Un « point de rupture »
Un tel constat est en partie partagé par le directeur général de l’Union des producteurs agricoles (UPA), Charles-Félix Ross, qui dit être solidaire avec les revendications des agriculteurs français. « Je dirais que la situation financière des agriculteurs est un peu moins périlleuse ici. On a la gestion de l’offre quand même au Québec, qui amène de la stabilité et des revenus, ou des productions comme le sirop d’érable, qui a le vent dans les voiles, mais on a des enjeux similaires, comme la hausse des coûts de production, les normes environnementales, l’absence de réciprocité des normes, la difficulté pour la relève de s’établir », énumère-t-il. M. Ross estime néanmoins que le point de rupture est « quand même très près ».
« Les producteurs agricoles québécois étaient d’ailleurs 1 300 à sortir dehors en décembre pour manifester et faire connaître leurs préoccupations par rapport à l’avenir de l’agriculture », rappelle-t-il. Bien qu’aucune annonce gouvernementale n’ait suivi, M. Ross croit que les messages ont néanmoins été entendus et espère qu’ils se refléteront dans les différents projets en cours ou à venir, dont le renouvellement de la Politique bioalimentaire du Québec, qui amorce ses travaux en 2024.
« Ce que j’aime présentement de ce qui se passe en Europe et qui peut avoir un écho ici, ajoute-t-il, c’est que la population est derrière les agriculteurs, car c’est l’enjeu fondamental, si on veut maintenir l’agriculture locale en Europe, au Canada, au Québec. »

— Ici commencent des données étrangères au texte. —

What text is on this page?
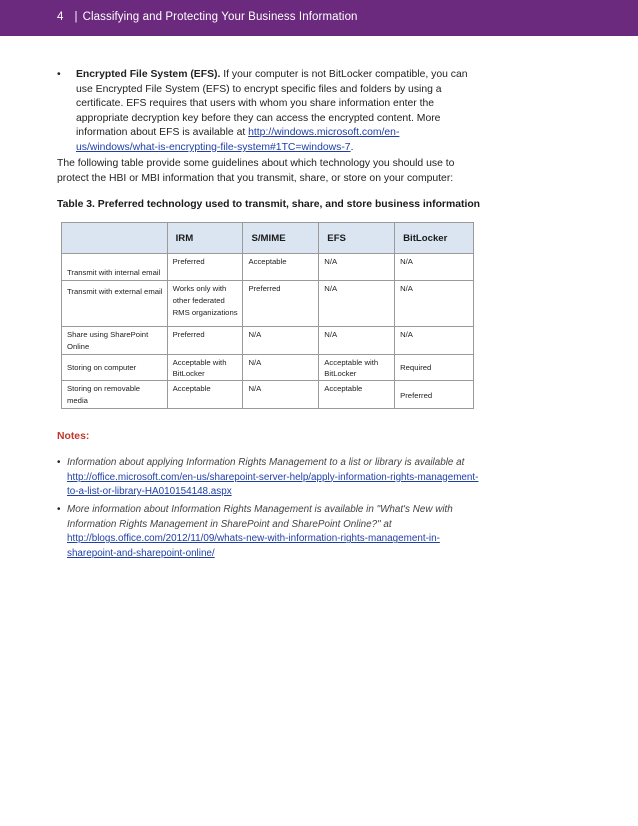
4 | Classifying and Protecting Your Business Information
•	Encrypted File System (EFS). If your computer is not BitLocker compatible, you can use Encrypted File System (EFS) to encrypt specific files and folders by using a certificate. EFS requires that users with whom you share information enter the appropriate decryption key before they can access the encrypted content. More information about EFS is available at http://windows.microsoft.com/en-us/windows/what-is-encrypting-file-system#1TC=windows-7.
The following table provide some guidelines about which technology you should use to protect the HBI or MBI information that you transmit, share, or store on your computer:
Table 3. Preferred technology used to transmit, share, and store business information
	IRM	S/MIME	EFS	BitLocker
Transmit with internal email	Preferred	Acceptable	N/A	N/A
Transmit with external email	Works only with other federated RMS organizations	Preferred	N/A	N/A
Share using SharePoint Online	Preferred	N/A	N/A	N/A
Storing on computer	Acceptable with BitLocker	N/A	Acceptable with BitLocker	Required
Storing on removable media	Acceptable	N/A	Acceptable	Preferred
Notes:
• Information about applying Information Rights Management to a list or library is available at http://office.microsoft.com/en-us/sharepoint-server-help/apply-information-rights-management-to-a-list-or-library-HA010154148.aspx
• More information about Information Rights Management is available in "What's New with Information Rights Management in SharePoint and SharePoint Online?" at http://blogs.office.com/2012/11/09/whats-new-with-information-rights-management-in-sharepoint-and-sharepoint-online/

M. Ross fait aussi référence à différents sondages réalisés dernièrement qui démontrent que le nombre de fermes est en déclin, en France, dans plusieurs secteurs de production, rapporte-t-il. « Mais les Français ne mangent pas moins, ce sont des produits qu’on importe d’ailleurs. Et la population ne veut pas dépendre des autres pays pour se nourrir », observe-t-il.
L’Union européenne fait des concessions
The Associated Press
La Commission européenne a annoncé son intention de protéger les agriculteurs des exportations bon marché de l’Ukraine en temps de guerre et de permettre aux agriculteurs d’utiliser certaines terres qui avaient été contraintes de rester en jachère pour des raisons environnementales.
Les plans doivent encore être approuvés par les États membres et le Parlement, mais ils constituent une concession soudaine et symbolique. « Je voudrais juste [rassurer les producteurs] sur le fait que nous faisons tout notre possible pour écouter leurs préoccupations. Je pense que nous répondons actuellement à deux [préoccupations] très importantes », a déclaré le vice-président de la Commission européenne, Maroš Šefčovič.